Quant aux causes mêmes de l’insuccès des conférences, elles tiennent avant tout à l’intention du gouvernement anglais de traîner les négociations en longueur pour les terminer par un coup de force, le jour où il aurait dans l’Inde les moyens nécessaires pour imposer sa volonté. Les concessions successives de la Compagnie de France ne servirent qu’à lui faciliter la réalisation de ce programme. Ces concessions forment, à vrai dire, le point douloureux du débat. Nous en avons déjà indiqué les causes qui ressortent très nettement de la correspondance de Saint-Contest avec le duc de Mirepoix : outre certaines difficultés d’ordre intérieur avec lesquelles il fallait déjà compter[2], le roi estimait qu’il était impossible de faire valoir nos droits dans l’Inde sans l’envoi d’une flotte d’État qui put s’opposer aux desseins ambitieux de l’Angleterre. Or cette flotte, fort affaiblie par la guerre précédente, était en voie de reconstruction et Louis XV ne crut pas devoir aventurer celle qui lui restait pour la défense ou la conquête d’un empire lointain qui n’apparaissait pas encore à beaucoup de monde comme essentiel à notre honneur, à nos avantages immédiats ni même à nos intérêts dans l’avenir. L’amour exclusif de la guerre n’a jamais inspiré la politique des rois de France.

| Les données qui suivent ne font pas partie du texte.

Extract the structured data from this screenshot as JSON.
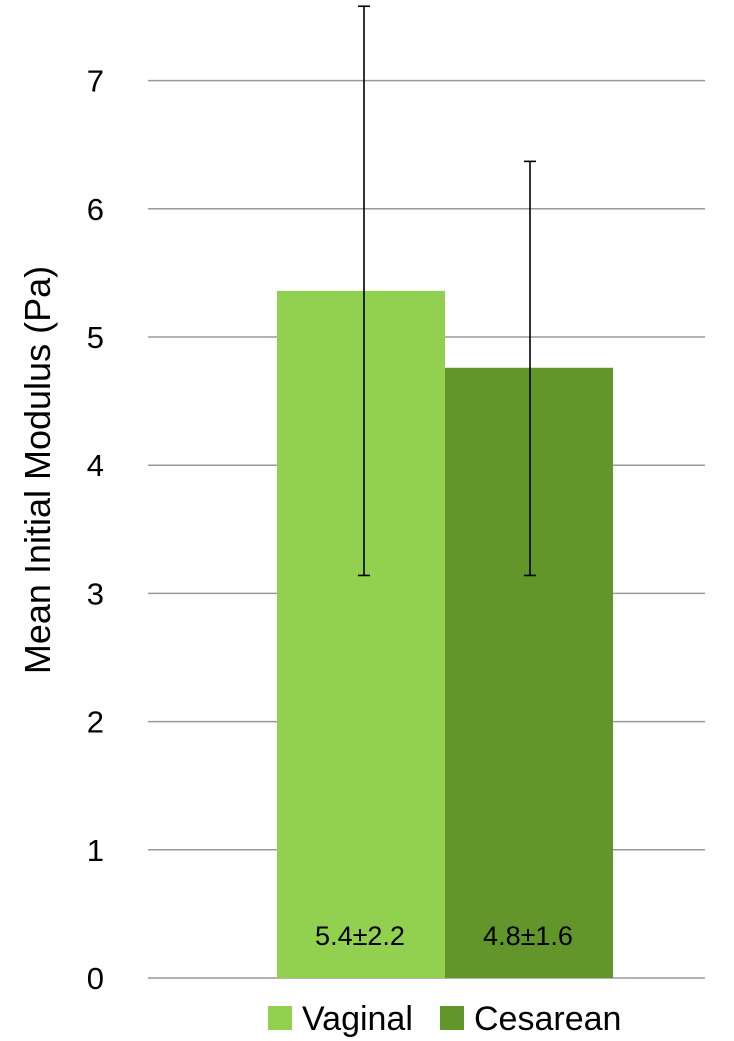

§ II. — La Mission de Godeheu.

1. — La Compagnie et le ministre, influencés par la nouvelle de la capitulation de Sriringam, songent à envoyer un commissaire dans l’Inde et offrent la mission à Godeheu qui la refuse (mars 1753).
2. — Les lettres reçues de l’Inde en juin 1753 renouvellent et accroissent les craintes de la Compagnie. Machault décide enfin Godeheu à accepter d’aller dans l’Inde comme commissaire du roi.
3. — Comment la famille et les amis de Dupleix considèrent cette mission ; ils décident de lui envoyer son parent M. Arnaud pour lui exprimer les sentiments de la Compagnie et de l’opinion.
4. — Les bateaux de l’Inde n’arrivant pas, Machault craint que les affaires n’aillent plus mal et décide par un acte secret de rappeler Dupleix. — Instructions données à Godeheu le 1er novembre. Départ du commissaire, 31 décembre.
5. — Comment Dupleix accueillit la nouvelle de la mission Godeheu.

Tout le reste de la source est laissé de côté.